It's fascinating to think how all of this history could be so easily forgotten, due to how little records were kept. The Whitney plantation has records on their slaves due to a variety of unusual circumstances. There was a lawsuit between two descendants of the family fighting over their fortune in the 1800s that introduced all their slave record keeping as evidence in the case. The children who died were recorded in church documents for their parish. The WPA did first person interviews in the 1930s with former slaves (who were all in their 80s and 90s) and recorded their stories of being children at the Whitney Plantation. Without any of these, details are forgotten and 200 years does a lot to soften memories. It's abhorrent that we don't have museums dedicated to this subject all over the country. Or that the first one in America opened in 2014.

Our guide Ali, was incredible. In fact, I'd suggest you phone ahead to make sure he's your guide when you visit. He told grim stories and always broke them down to their elements. How people were separated and pitted against one another. How a tiny minority controlled a vast army of slaves.
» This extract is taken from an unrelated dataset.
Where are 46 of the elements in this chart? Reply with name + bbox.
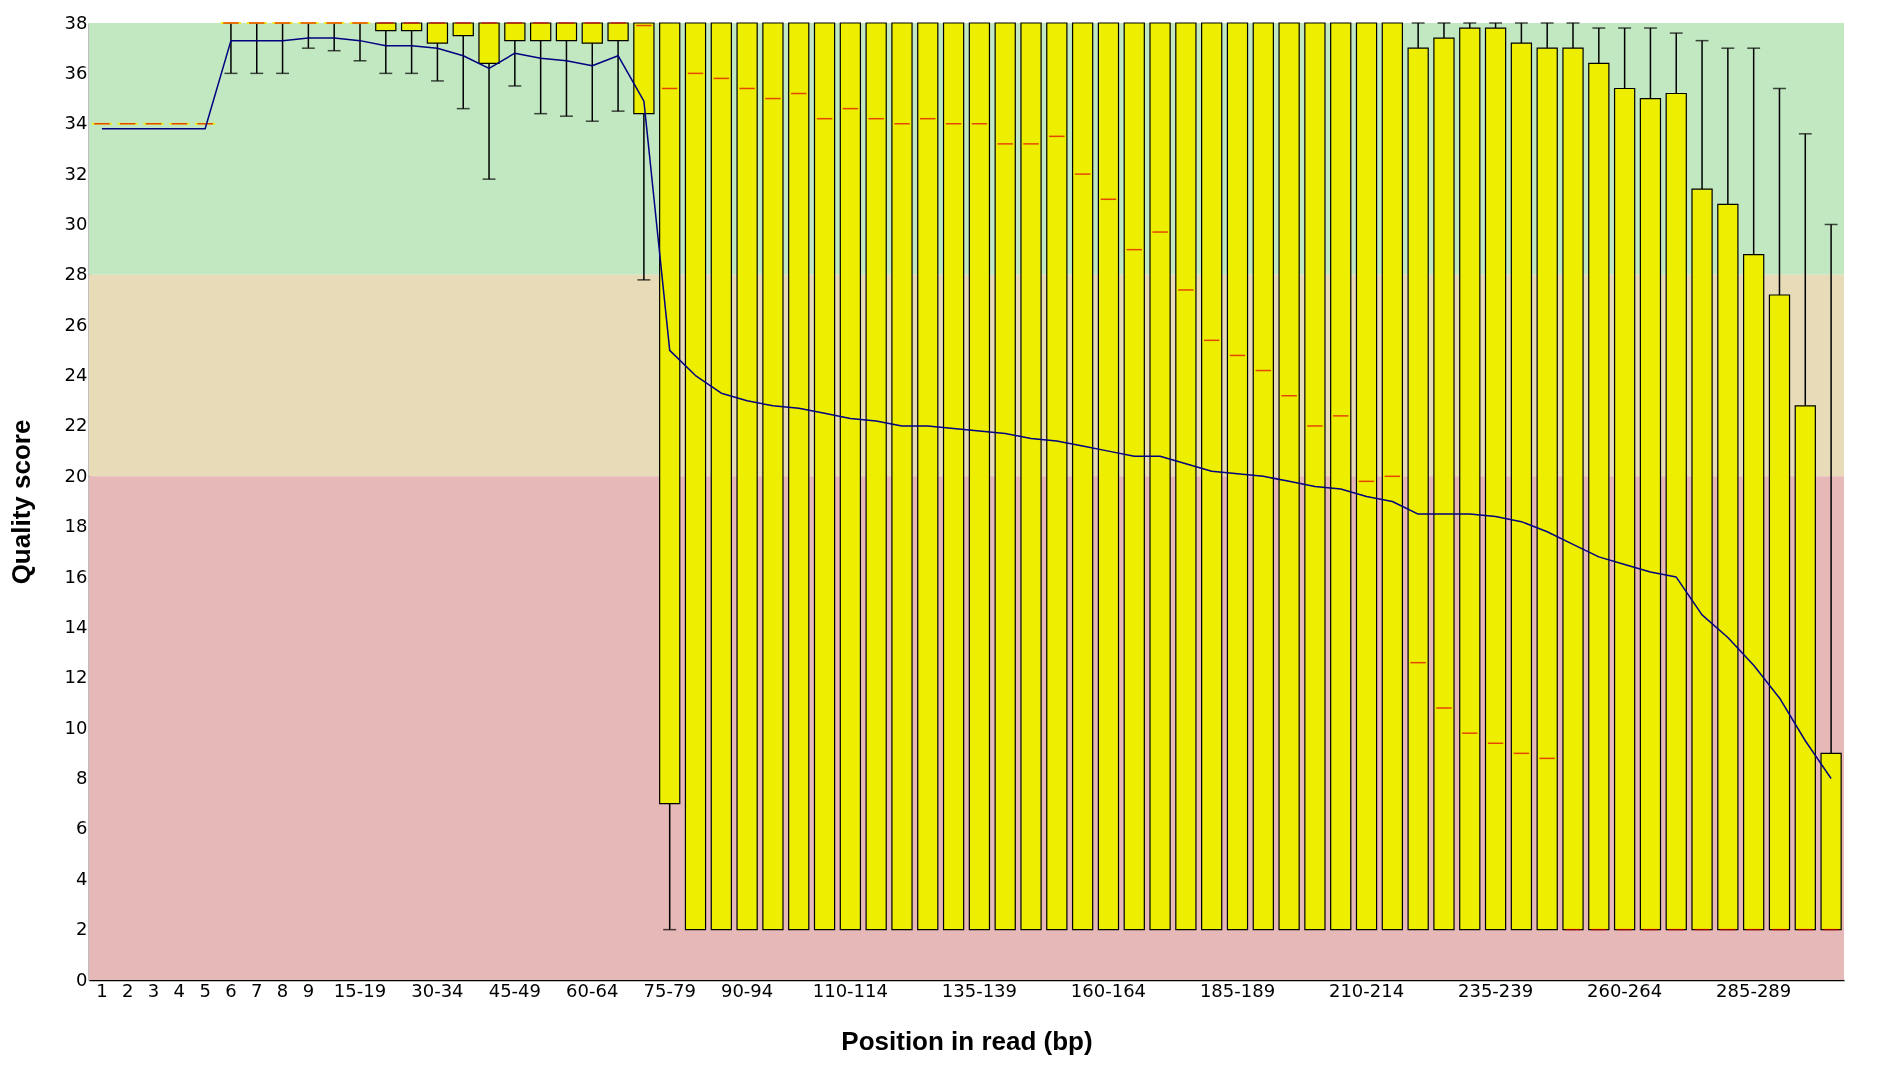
x-tick-label: 15-19 (333, 979, 387, 1001)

How you keep oppressed people down, how you keep them away from education, how you remove any shred of self-worth, and how you make it seem like there's no other option but to do the work they are forcing on them.

He also connected those lessons to today. How we still continue to repeat these brutal processes to keep much of humanity down. How we live in a country where 1% controls the other 99% and makes laws to benefit the 1% and the other 99% go along with it. How tools of oppression worked then and still work today (we passed a large for-profit prison on the way to the plantation, which provides a sub-minimum wage workforce to companies in Louisiana and offers little-to-no rehabilitation to help prisoners escape the system)

Overall, it was a sobering and haunting day, and I'm still weighing the gravity of the visit. I would recommend anyone wanting to know more about slavery should visit the Whitney Plantation.

It was an incredible experience I won't ever forget.